Graduation day
It's not looking hopeful. Theres no signs of consciousness. Her son hasn't left her bed side. He is just sat there still, looking at her with hopeful eyes. The innocence of a young boy is written all over his face. I hope they find the man that did this, and I use the term man loosely.
That was such a good party last night. Don't think I could have been more wasted.
I saw my mum. Motionless. A vague expression stealing her eyes. And the bastard who did this just drove away. No guilt. No remorse. Not a shred of shock. He seemed so, casual. He didn't care about the two lives he had just ruined.
Its Ben's graduation today. I couldn't be more proud of him. His father would have loved to be here today. To be able to see him in his robe and mortarboard representing our family. Ben's waiting at the train station for me to pick him up, then its straight to university for the last time. But he's still my little boy. He always will be.
Shit. Shit. What have I done? One minute I was driving. Then I heard the fatal bang. Followed by a piercing scream which slowly silenced itself. The man, her son I guess, just hovered over her body staying painfully still. I could of got out the car. I should of. Instead I just fucked off. I had to get out of there.
Todays the long awaited day of graduation. The past three years has been great! Made some amazing friends and learnt numerous ways to cook noodles. I've heard graduating is a pretty big thing. My mum is a ball of excitement mixed in with high strung emotion. Im glad I've made her proud, wish dad could have made it but im doing this for the both of them. He always wanted me to graduate. One thing I would change is this stupid robe and hat. Seriously?

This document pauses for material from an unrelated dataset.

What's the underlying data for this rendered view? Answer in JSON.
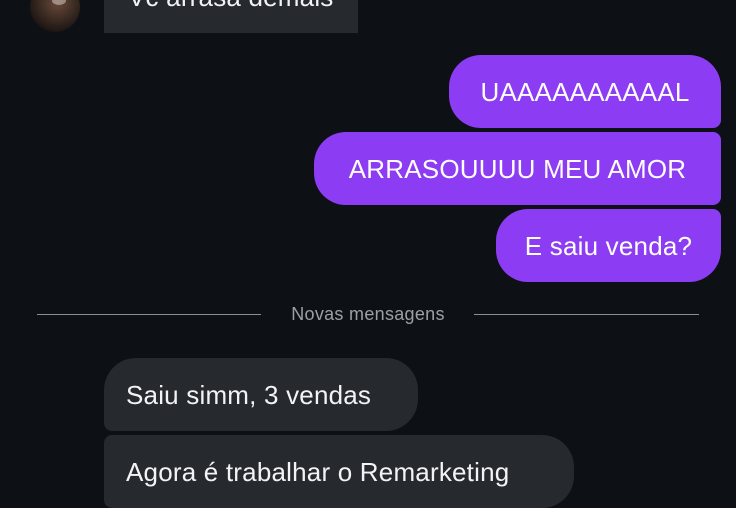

This has left severe injuries. One of the worst cases I've seen in a long time. The boy refuses to speak. He's pretty shaken up which isn't surprising. His mum is currently being transferred to the ambulance. Shes breathing which is a good sign but losing blood rapidly. The neck brace has been put on but I fear shes beyond help. The road has been closed however the word has spread and there is an audience developing. What sadistic pleasure to they gain from witnessing this tragic accident first hand? Seeing a mother in pieces and her son tormented. Static and oblivious to his surroundings. He looks cold but refuses to receive assistance. We are going to the hospital now. The lights and the siren drawing more people in to see the show.
Its been two days since I hit and run. I've been pacing around my room. There's no scratches on my car. No one who could identify me as the coward who ran away. Yet the blood is on my hands. The image of her son's tormented face imprinted in my memory like a tattoo. Her body curled around the wheel. Her face smashed into the glass staining the glass with her innocent blood. I am a murderer. A cold blooded murderer who ran away from his own actions.
Im awake. I may look dead but I can feel the blood trickling down my cheek. The seat belt digging into my sides. My forehead resting against shattered glass. I can hear my little boy breathing heavily. He sounds still and scared. I want to let him know that everything will be okay. That everything is fine. Yet I can feel the life leaving me.